Import it in .aegis.py to register, then:

aegis workflow run tdd_step \
    --plan-step="VS1 inbox" \
    --test-command="uv run pytest -k inbox" \
    --test-path="tests/test_inbox.py"

Or from inside another agent:

aegis_run_workflow(name="tdd_step",
                   kwargs={"plan_step": "VS1 inbox",
                           "test_command": "uv run pytest -k inbox",
                           "test_path": "tests/test_inbox.py"},
                   from_handle="<my-handle>")

Auto-drain and auto-close

The runner that invokes your workflow tracks every handle you spawn() (the spawned set) and every handle you send() to (the touched set). When your workflow returns:

  • Touched sessions are auto-drained (up to a 30s timeout) so any in-flight turn isn't truncated.
  • Spawned sessions are auto-closed.

You don't need defensive try/finally for those cases — but if you mutate sessions you didn't spawn, you remain responsible for them.

Failure model

  • WorkflowError is the expected-failure path (predicate violated, retry exhausted). The runner reports it cleanly with the message you raised.
  • Plain Exception is treated as an unexpected crash; full traceback goes into the JSONL log.

Registration semantics

@workflow is idempotent on reload: re-importing the same module (same file path + same line number) just rebinds the entry. Different file with the same name is a hard collision and raises ConfigError at registration time.

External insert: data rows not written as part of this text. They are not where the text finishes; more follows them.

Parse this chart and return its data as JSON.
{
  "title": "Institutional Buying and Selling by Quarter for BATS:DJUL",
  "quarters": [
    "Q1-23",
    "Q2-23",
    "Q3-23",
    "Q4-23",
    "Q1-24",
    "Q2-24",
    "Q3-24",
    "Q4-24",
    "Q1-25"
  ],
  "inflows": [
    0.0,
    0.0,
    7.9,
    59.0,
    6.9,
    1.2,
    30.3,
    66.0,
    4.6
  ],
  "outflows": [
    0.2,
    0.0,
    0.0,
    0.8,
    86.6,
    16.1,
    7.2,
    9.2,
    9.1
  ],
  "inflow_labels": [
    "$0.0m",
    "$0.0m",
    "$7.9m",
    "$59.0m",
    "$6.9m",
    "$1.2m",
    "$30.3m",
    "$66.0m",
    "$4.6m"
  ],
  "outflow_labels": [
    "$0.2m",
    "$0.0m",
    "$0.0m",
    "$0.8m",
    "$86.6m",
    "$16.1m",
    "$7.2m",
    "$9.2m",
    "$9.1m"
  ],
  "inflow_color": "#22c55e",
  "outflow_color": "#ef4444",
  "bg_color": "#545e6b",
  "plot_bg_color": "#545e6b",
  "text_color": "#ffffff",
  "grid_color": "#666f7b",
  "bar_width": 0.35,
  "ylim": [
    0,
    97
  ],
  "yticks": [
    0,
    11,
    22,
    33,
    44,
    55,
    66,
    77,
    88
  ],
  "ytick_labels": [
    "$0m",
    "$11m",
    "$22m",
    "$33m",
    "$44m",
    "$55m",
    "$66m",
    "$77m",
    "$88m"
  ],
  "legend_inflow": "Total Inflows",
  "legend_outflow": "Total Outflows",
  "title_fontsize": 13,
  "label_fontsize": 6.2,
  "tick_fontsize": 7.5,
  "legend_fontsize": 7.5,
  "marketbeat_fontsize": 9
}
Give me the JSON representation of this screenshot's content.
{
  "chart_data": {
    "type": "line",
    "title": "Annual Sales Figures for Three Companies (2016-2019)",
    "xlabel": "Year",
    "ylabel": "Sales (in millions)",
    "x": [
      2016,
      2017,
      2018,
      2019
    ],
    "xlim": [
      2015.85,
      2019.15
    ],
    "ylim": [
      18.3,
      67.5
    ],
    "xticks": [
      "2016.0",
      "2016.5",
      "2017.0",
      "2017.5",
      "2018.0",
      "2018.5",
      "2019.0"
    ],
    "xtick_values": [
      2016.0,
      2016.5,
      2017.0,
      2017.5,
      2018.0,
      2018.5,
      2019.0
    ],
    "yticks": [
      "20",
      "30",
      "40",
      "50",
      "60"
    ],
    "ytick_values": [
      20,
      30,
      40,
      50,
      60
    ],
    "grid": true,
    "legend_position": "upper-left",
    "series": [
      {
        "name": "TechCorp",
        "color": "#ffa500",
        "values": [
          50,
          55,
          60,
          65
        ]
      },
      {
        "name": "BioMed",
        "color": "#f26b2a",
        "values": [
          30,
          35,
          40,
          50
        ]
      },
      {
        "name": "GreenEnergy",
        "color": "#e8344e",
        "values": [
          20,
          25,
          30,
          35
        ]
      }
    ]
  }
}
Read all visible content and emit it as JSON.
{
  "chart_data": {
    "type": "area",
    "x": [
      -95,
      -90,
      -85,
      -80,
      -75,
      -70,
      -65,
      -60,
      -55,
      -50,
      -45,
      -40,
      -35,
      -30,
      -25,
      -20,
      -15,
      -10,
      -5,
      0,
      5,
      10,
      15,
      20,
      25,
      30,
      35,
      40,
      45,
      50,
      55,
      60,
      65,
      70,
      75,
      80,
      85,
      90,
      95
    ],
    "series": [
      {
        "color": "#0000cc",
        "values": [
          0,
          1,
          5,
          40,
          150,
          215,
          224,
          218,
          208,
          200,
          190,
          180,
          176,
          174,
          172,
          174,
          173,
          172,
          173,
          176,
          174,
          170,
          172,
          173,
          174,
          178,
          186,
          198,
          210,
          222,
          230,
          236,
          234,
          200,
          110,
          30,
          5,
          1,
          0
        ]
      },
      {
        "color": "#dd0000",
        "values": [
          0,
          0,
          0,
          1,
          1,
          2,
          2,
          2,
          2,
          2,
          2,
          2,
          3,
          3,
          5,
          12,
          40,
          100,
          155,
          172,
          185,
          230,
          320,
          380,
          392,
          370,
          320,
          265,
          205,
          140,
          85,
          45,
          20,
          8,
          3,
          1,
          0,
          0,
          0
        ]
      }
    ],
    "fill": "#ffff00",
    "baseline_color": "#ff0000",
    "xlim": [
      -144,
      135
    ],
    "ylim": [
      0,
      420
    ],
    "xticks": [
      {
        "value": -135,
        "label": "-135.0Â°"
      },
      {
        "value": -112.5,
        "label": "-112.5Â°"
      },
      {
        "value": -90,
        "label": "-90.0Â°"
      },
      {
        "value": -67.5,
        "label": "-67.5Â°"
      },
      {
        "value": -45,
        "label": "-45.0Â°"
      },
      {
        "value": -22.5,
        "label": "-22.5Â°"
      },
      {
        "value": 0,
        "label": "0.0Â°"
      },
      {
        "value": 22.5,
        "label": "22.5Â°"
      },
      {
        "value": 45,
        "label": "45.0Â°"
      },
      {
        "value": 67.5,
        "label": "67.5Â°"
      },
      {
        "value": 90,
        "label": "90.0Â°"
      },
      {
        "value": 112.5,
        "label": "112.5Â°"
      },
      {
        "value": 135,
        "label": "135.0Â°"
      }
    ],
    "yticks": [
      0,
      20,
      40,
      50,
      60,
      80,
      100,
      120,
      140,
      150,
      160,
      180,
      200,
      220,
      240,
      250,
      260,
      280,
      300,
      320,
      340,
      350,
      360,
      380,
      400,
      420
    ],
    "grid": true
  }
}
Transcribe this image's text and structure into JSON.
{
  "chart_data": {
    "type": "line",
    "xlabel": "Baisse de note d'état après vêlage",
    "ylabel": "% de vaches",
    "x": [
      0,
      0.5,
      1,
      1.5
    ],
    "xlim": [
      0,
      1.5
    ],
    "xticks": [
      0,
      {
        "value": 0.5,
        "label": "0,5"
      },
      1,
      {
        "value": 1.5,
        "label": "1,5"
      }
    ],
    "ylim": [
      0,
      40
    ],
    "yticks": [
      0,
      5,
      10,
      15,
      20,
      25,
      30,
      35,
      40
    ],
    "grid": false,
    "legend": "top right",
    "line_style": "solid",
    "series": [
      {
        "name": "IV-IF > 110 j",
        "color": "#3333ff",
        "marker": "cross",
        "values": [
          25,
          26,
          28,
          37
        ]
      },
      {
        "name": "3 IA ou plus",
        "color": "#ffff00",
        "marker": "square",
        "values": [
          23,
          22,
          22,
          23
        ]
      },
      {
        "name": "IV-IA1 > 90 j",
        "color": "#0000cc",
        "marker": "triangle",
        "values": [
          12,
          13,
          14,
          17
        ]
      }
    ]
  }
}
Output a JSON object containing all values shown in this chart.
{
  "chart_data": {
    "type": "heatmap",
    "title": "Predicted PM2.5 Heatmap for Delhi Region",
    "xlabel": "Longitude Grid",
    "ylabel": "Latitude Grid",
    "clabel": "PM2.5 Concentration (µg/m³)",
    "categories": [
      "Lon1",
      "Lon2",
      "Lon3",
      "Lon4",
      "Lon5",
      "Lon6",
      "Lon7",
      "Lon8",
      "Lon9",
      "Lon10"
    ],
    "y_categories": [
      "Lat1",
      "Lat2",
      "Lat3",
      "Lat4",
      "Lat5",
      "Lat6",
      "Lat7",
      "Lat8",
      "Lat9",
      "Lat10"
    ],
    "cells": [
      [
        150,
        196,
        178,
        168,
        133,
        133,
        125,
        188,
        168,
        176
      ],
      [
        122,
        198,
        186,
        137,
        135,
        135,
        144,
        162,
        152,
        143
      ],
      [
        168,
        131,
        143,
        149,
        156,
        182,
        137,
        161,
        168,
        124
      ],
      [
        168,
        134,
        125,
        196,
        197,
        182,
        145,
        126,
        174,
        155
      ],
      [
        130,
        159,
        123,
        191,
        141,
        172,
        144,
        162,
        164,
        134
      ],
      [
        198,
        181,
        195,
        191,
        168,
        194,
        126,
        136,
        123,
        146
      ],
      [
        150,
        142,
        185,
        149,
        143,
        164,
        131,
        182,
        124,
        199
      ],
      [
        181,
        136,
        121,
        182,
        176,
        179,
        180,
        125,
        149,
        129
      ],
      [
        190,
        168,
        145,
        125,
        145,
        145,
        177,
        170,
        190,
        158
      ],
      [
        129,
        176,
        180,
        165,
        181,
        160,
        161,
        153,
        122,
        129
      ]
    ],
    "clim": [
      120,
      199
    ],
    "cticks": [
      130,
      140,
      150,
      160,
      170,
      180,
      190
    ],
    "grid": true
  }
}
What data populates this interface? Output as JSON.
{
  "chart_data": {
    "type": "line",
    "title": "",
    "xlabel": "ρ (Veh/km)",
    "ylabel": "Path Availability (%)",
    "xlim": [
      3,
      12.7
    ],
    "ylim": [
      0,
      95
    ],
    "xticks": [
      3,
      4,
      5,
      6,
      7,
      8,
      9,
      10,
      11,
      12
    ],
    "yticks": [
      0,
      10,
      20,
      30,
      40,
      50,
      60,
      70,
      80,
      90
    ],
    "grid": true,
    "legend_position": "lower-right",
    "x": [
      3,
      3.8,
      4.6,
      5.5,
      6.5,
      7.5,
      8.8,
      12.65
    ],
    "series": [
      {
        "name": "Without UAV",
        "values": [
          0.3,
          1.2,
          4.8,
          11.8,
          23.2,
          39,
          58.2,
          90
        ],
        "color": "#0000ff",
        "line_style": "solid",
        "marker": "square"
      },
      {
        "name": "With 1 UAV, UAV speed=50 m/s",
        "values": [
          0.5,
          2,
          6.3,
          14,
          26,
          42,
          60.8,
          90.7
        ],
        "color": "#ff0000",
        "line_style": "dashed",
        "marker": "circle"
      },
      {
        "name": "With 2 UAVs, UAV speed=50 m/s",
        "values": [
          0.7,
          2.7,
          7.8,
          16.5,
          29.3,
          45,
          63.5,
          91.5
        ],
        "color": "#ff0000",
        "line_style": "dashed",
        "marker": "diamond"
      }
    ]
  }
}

When to write a workflow vs. when to just use queues

  • Just queues: producer says "do this, tell me when done." No intermediate steps. No predicates. Single round-trip.
  • Workflow: multiple steps with checks between them, retry loops, shell predicates (run the tests, check the file, grep the log), or multi-agent coordination ("ask reviewer; if the reply mentions X, hand off to implementer").